What is your most memorable moment(s) as a coach?

There are lots of individual achievements – of course helping Issy Boffey become European under 20 and under 23s champion is very special.

Watching Mark Pearce at the British Championships and Olympic trials this year is also a highlight for me. Of course, he ran the steeplechase which is my passion. He hadn’t really reached his potential while at university and came to me quite late in his career. In just four years since he started the event, he has become British Champion. But it was the way he approached the Champs that impressed me so much. He knew he didn’t have the time but he took the race on by the scruff of the neck and very nearly pulled it off, he fell just short of the standard but got a stadium record in the fastest time the British Champs has been won in for several decades and I could not have been prouder. I was an emotional mess as I couldn’t believe what I’d witnessed. He didn’t qualify but he was at peace with that because he could not have done more on the day so it was very special to watch.

I also love to help athletes who come to me pretty broken, whether it be injured or who have fallen out of the sport; to help them to get back on track is a huge driver for me. To watch them get back and better where they were before is a great feeling. Unfortunately, through no fault of anyone it is often a tough time around 16 to 18 years and athletes can pick up injury or fall ill so for those my team work hard and we have managed to help some get firmly back on track and racing again. That is what really motivates me and brings a real sense of pride.

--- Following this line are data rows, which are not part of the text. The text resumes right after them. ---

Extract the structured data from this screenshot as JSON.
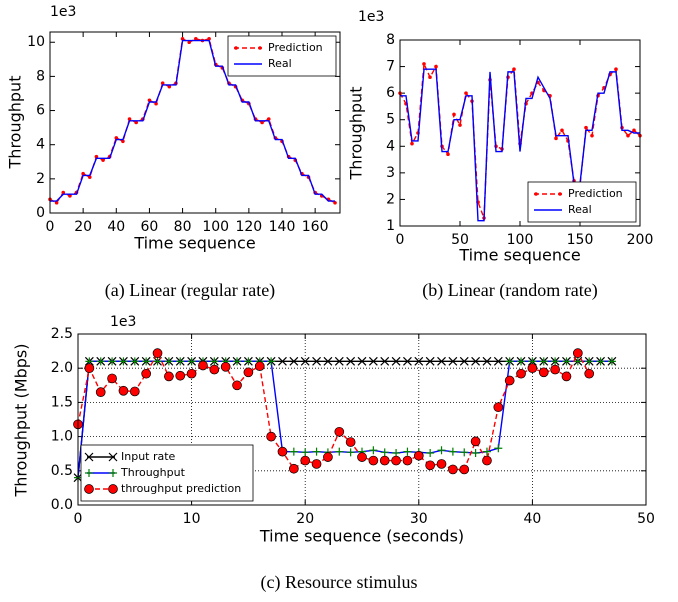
{
  "chart_data": [
    {
      "type": "line",
      "caption": "(a) Linear (regular rate)",
      "y_offset_label": "1e3",
      "x_label": "Time sequence",
      "y_label": "Throughput",
      "x": [
        0,
        4,
        8,
        12,
        16,
        20,
        24,
        28,
        32,
        36,
        40,
        44,
        48,
        52,
        56,
        60,
        64,
        68,
        72,
        76,
        80,
        84,
        88,
        92,
        96,
        100,
        104,
        108,
        112,
        116,
        120,
        124,
        128,
        132,
        136,
        140,
        144,
        148,
        152,
        156,
        160,
        164,
        168,
        172
      ],
      "series": [
        {
          "name": "Prediction",
          "color": "#ff0000",
          "dash": "dashed",
          "marker": "dot",
          "values": [
            0.8,
            0.6,
            1.2,
            1.0,
            1.2,
            2.3,
            2.1,
            3.3,
            3.1,
            3.3,
            4.4,
            4.2,
            5.5,
            5.3,
            5.5,
            6.6,
            6.4,
            7.6,
            7.4,
            7.6,
            10.2,
            10.0,
            10.2,
            10.1,
            10.2,
            8.7,
            8.5,
            7.6,
            7.4,
            6.6,
            6.4,
            5.5,
            5.3,
            5.5,
            4.4,
            4.2,
            3.3,
            3.1,
            2.3,
            2.1,
            1.2,
            1.0,
            0.8,
            0.6
          ]
        },
        {
          "name": "Real",
          "color": "#0000ff",
          "values": [
            0.7,
            0.7,
            1.1,
            1.1,
            1.1,
            2.2,
            2.2,
            3.2,
            3.2,
            3.2,
            4.3,
            4.3,
            5.4,
            5.4,
            5.4,
            6.5,
            6.5,
            7.5,
            7.5,
            7.5,
            10.1,
            10.1,
            10.1,
            10.1,
            10.1,
            8.6,
            8.6,
            7.5,
            7.5,
            6.5,
            6.5,
            5.4,
            5.4,
            5.4,
            4.3,
            4.3,
            3.2,
            3.2,
            2.2,
            2.2,
            1.1,
            1.1,
            0.7,
            0.7
          ]
        }
      ],
      "xlim": [
        0,
        175
      ],
      "ylim": [
        0,
        10.6
      ],
      "xticks": [
        0,
        20,
        40,
        60,
        80,
        100,
        120,
        140,
        160
      ],
      "yticks": [
        0,
        2,
        4,
        6,
        8,
        10
      ],
      "grid": false,
      "legend": "upper-right"
    },
    {
      "type": "line",
      "caption": "(b) Linear (random rate)",
      "y_offset_label": "1e3",
      "x_label": "Time sequence",
      "y_label": "Throughput",
      "x": [
        0,
        5,
        10,
        15,
        20,
        25,
        30,
        35,
        40,
        45,
        50,
        55,
        60,
        65,
        70,
        75,
        80,
        85,
        90,
        95,
        100,
        105,
        110,
        115,
        120,
        125,
        130,
        135,
        140,
        145,
        150,
        155,
        160,
        165,
        170,
        175,
        180,
        185,
        190,
        195,
        200
      ],
      "series": [
        {
          "name": "Prediction",
          "color": "#ff0000",
          "dash": "dashed",
          "marker": "dot",
          "values": [
            6.0,
            5.6,
            4.1,
            4.5,
            7.1,
            6.6,
            7.0,
            4.0,
            3.7,
            5.2,
            4.8,
            6.0,
            5.7,
            1.9,
            1.3,
            6.5,
            4.0,
            3.9,
            6.6,
            6.9,
            4.1,
            5.6,
            6.0,
            6.4,
            6.1,
            5.9,
            4.3,
            4.6,
            4.2,
            2.7,
            2.5,
            4.7,
            4.4,
            5.9,
            6.2,
            6.7,
            6.9,
            4.7,
            4.4,
            4.6,
            4.4
          ]
        },
        {
          "name": "Real",
          "color": "#0000ff",
          "values": [
            5.9,
            5.9,
            4.2,
            4.2,
            6.9,
            6.9,
            6.9,
            3.8,
            3.8,
            5.0,
            5.0,
            5.9,
            5.9,
            1.2,
            1.2,
            6.8,
            3.8,
            3.8,
            6.8,
            6.8,
            3.8,
            5.8,
            5.8,
            6.6,
            6.2,
            5.8,
            4.4,
            4.4,
            4.4,
            2.6,
            2.6,
            4.6,
            4.6,
            6.0,
            6.0,
            6.8,
            6.8,
            4.6,
            4.6,
            4.5,
            4.5
          ]
        }
      ],
      "xlim": [
        0,
        200
      ],
      "ylim": [
        1,
        8
      ],
      "xticks": [
        0,
        50,
        100,
        150,
        200
      ],
      "yticks": [
        1,
        2,
        3,
        4,
        5,
        6,
        7,
        8
      ],
      "grid": false,
      "legend": "lower-right"
    },
    {
      "type": "line",
      "caption": "(c) Resource stimulus",
      "y_offset_label": "1e3",
      "x_label": "Time sequence (seconds)",
      "y_label": "Throughput (Mbps)",
      "series": [
        {
          "name": "Input rate",
          "color": "#000000",
          "marker": "x",
          "x": [
            0,
            1,
            2,
            3,
            4,
            5,
            6,
            7,
            8,
            9,
            10,
            11,
            12,
            13,
            14,
            15,
            16,
            17,
            18,
            19,
            20,
            21,
            22,
            23,
            24,
            25,
            26,
            27,
            28,
            29,
            30,
            31,
            32,
            33,
            34,
            35,
            36,
            37,
            38,
            39,
            40,
            41,
            42,
            43,
            44,
            45,
            46,
            47
          ],
          "values": [
            0.4,
            2.1,
            2.1,
            2.1,
            2.1,
            2.1,
            2.1,
            2.1,
            2.1,
            2.1,
            2.1,
            2.1,
            2.1,
            2.1,
            2.1,
            2.1,
            2.1,
            2.1,
            2.1,
            2.1,
            2.1,
            2.1,
            2.1,
            2.1,
            2.1,
            2.1,
            2.1,
            2.1,
            2.1,
            2.1,
            2.1,
            2.1,
            2.1,
            2.1,
            2.1,
            2.1,
            2.1,
            2.1,
            2.1,
            2.1,
            2.1,
            2.1,
            2.1,
            2.1,
            2.1,
            2.1,
            2.1,
            2.1
          ]
        },
        {
          "name": "Throughput",
          "color": "#0000ff",
          "marker": "plus",
          "marker_color": "#008000",
          "x": [
            0,
            1,
            2,
            3,
            4,
            5,
            6,
            7,
            8,
            9,
            10,
            11,
            12,
            13,
            14,
            15,
            16,
            17,
            18,
            19,
            20,
            21,
            22,
            23,
            24,
            25,
            26,
            27,
            28,
            29,
            30,
            31,
            32,
            33,
            34,
            35,
            36,
            37,
            38,
            39,
            40,
            41,
            42,
            43,
            44,
            45,
            46,
            47
          ],
          "values": [
            0.4,
            2.1,
            2.1,
            2.1,
            2.1,
            2.1,
            2.1,
            2.1,
            2.1,
            2.1,
            2.1,
            2.1,
            2.1,
            2.1,
            2.1,
            2.1,
            2.1,
            2.1,
            0.78,
            0.78,
            0.77,
            0.78,
            0.77,
            0.78,
            0.77,
            0.78,
            0.8,
            0.77,
            0.76,
            0.78,
            0.77,
            0.76,
            0.8,
            0.78,
            0.77,
            0.76,
            0.78,
            0.83,
            2.1,
            2.1,
            2.1,
            2.1,
            2.1,
            2.1,
            2.1,
            2.1,
            2.1,
            2.1
          ]
        },
        {
          "name": "throughput prediction",
          "color": "#ff0000",
          "dash": "dashed",
          "marker": "circle",
          "x": [
            0,
            1,
            2,
            3,
            4,
            5,
            6,
            7,
            8,
            9,
            10,
            11,
            12,
            13,
            14,
            15,
            16,
            17,
            18,
            19,
            20,
            21,
            22,
            23,
            24,
            25,
            26,
            27,
            28,
            29,
            30,
            31,
            32,
            33,
            34,
            35,
            36,
            37,
            38,
            39,
            40,
            41,
            42,
            43,
            44,
            45
          ],
          "values": [
            1.18,
            2.0,
            1.65,
            1.85,
            1.67,
            1.66,
            1.92,
            2.22,
            1.88,
            1.89,
            1.92,
            2.04,
            1.98,
            2.02,
            1.75,
            1.94,
            2.03,
            1.0,
            0.78,
            0.53,
            0.65,
            0.6,
            0.7,
            1.07,
            0.92,
            0.7,
            0.65,
            0.65,
            0.65,
            0.65,
            0.72,
            0.58,
            0.6,
            0.52,
            0.52,
            0.93,
            0.65,
            1.43,
            1.82,
            1.92,
            2.0,
            1.94,
            1.98,
            1.88,
            2.22,
            1.92
          ]
        }
      ],
      "xlim": [
        0,
        50
      ],
      "ylim": [
        0,
        2.5
      ],
      "xticks": [
        0,
        10,
        20,
        30,
        40,
        50
      ],
      "yticks": [
        {
          "value": 0,
          "label": "0.0"
        },
        0.5,
        {
          "value": 1,
          "label": "1.0"
        },
        1.5,
        {
          "value": 2,
          "label": "2.0"
        },
        2.5
      ],
      "grid": true,
      "legend": "lower-left"
    }
  ]
}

More holistically, seeing the group at Birmingham being the envy of other groups across the UK and even further afield is the biggest compliment anyone can ask for. I am so proud when I hear other coaches say, ‘wow we’ve seen what is going on in Birmingham and we want to emulate it’. We have done it ethically too; we’ve not gone about it aggressively or tried to recruit other athletes. We have built it slowly and use lots of ‘salt of the earth’ club coaches who want to send athletes our way. It is all about wanting to help athletes stay in the sport and reach their potential.

What are your coaching ambitions going forward?

It is all about helping my athletes make teams; I haven’t had one of my athletes make a GB senior team in a major championships yet. It is about getting the seniors in the teams. Next year we have three championships: Worlds, Europeans and Commonwealths and with the Commonwealths in Birmingham it is very close to our hearts here in the city. It would be great to get a few people on the team for the home champs.

After that it is all eyes on Paris (Olympic and Paralympic Games 2024). With the demographic of the university, early 20s, a lot of them will be looking to peak in Paris. So, for me, that is the pinnacle so it will be all about building to the 2024.